I recently set up a new machine for development, this time I decided against encrypting my home partition. Before this, writes to disk had been slow, particularly when creating and destroying databases. Now that I have disabled it, I spend less time waiting on IO to complete.
The risk of Captain Gary seizing and seeing my source code is something I will have to live with because I really can't stand a slow develop/feedback loop.
On a typical Windows machine you might find an anti-virus installed, scanning the machine for threats. This anti-virus may ship with a browser extension (or browser hack) that checks every link the user visits to see if it is malicious. Some even go as far as parsing downloaded scripts before they are executed, leading to more problems. Madness!
This is not a world people should grow accustomed to!
For a while now, anti-virus software has been available for Android and for a while now, I have wondered what's the point? This is a platform that does not provide privileged access by default. The most antivirus software can do is check you folders for known malware. This is a function that could be replaced by not downloading and installing every random thing you find online.
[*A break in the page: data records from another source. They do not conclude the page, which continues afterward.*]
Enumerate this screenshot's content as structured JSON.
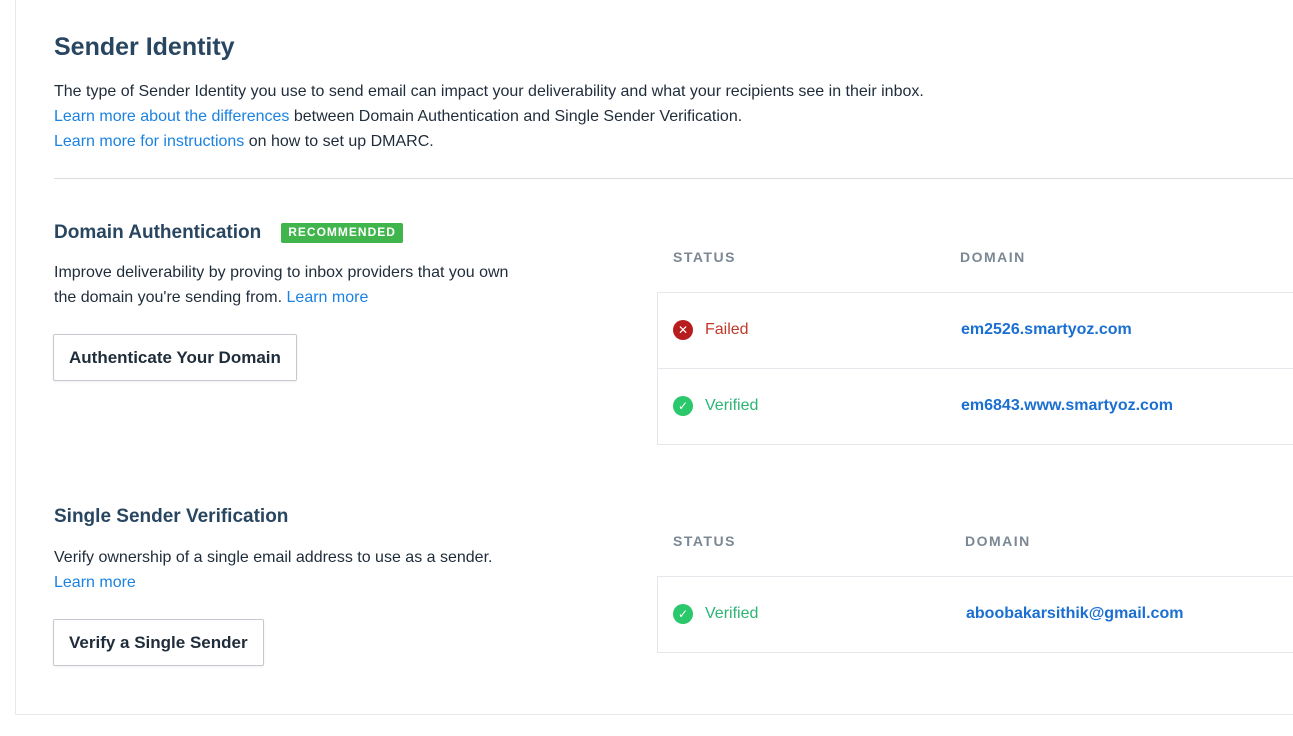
{
  "page": {
    "title": "Sender Identity",
    "intro_line1": "The type of Sender Identity you use to send email can impact your deliverability and what your recipients see in their inbox.",
    "intro_link2": "Learn more about the differences",
    "intro_text2": " between Domain Authentication and Single Sender Verification.",
    "intro_link3": "Learn more for instructions",
    "intro_text3": " on how to set up DMARC."
  },
  "domain_auth": {
    "title": "Domain Authentication",
    "badge": "RECOMMENDED",
    "desc_line1": "Improve deliverability by proving to inbox providers that you own",
    "desc_line2": "the domain you're sending from.",
    "learn_more": "Learn more",
    "button": "Authenticate Your Domain",
    "table": {
      "col_status": "STATUS",
      "col_domain": "DOMAIN",
      "rows": [
        {
          "status": "Failed",
          "status_icon": "x-circle-icon",
          "domain": "em2526.smartyoz.com"
        },
        {
          "status": "Verified",
          "status_icon": "check-circle-icon",
          "domain": "em6843.www.smartyoz.com"
        }
      ]
    }
  },
  "single_sender": {
    "title": "Single Sender Verification",
    "desc_line1": "Verify ownership of a single email address to use as a sender.",
    "learn_more": "Learn more",
    "button": "Verify a Single Sender",
    "table": {
      "col_status": "STATUS",
      "col_domain": "DOMAIN",
      "rows": [
        {
          "status": "Verified",
          "status_icon": "check-circle-icon",
          "domain": "aboobakarsithik@gmail.com"
        }
      ]
    }
  },
  "colors": {
    "heading": "#294661",
    "link": "#1a82e2",
    "badge": "#3fb54c",
    "failed": "#b81d1d",
    "verified": "#2bc76b"
  }
}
Worse yet, mobile phones tend to be resource constrained, adding a program that wants to periodically scan the file system seems like a bad idea. Then again, one may be able to argue, that by making the phone unusable, the antivirus program effectively maximizes its security.
Jokes aside, the state of computer security is nothing to laugh at. It does need to be taken seriously but it should not be prioritized over actual computing. The solution for a lot of these issues lies in the actual design of the software and systems we use and unfortunately as time rolls on and they become more integral, it's hard to change them.
That's why I believe experimentation and research is important. New developers and engineers should not be pushed to "fall in line" by learning this framework or library. Instead they need to be encouraged to question the way we have come to do things and whether they can come up with alternatives or solutions.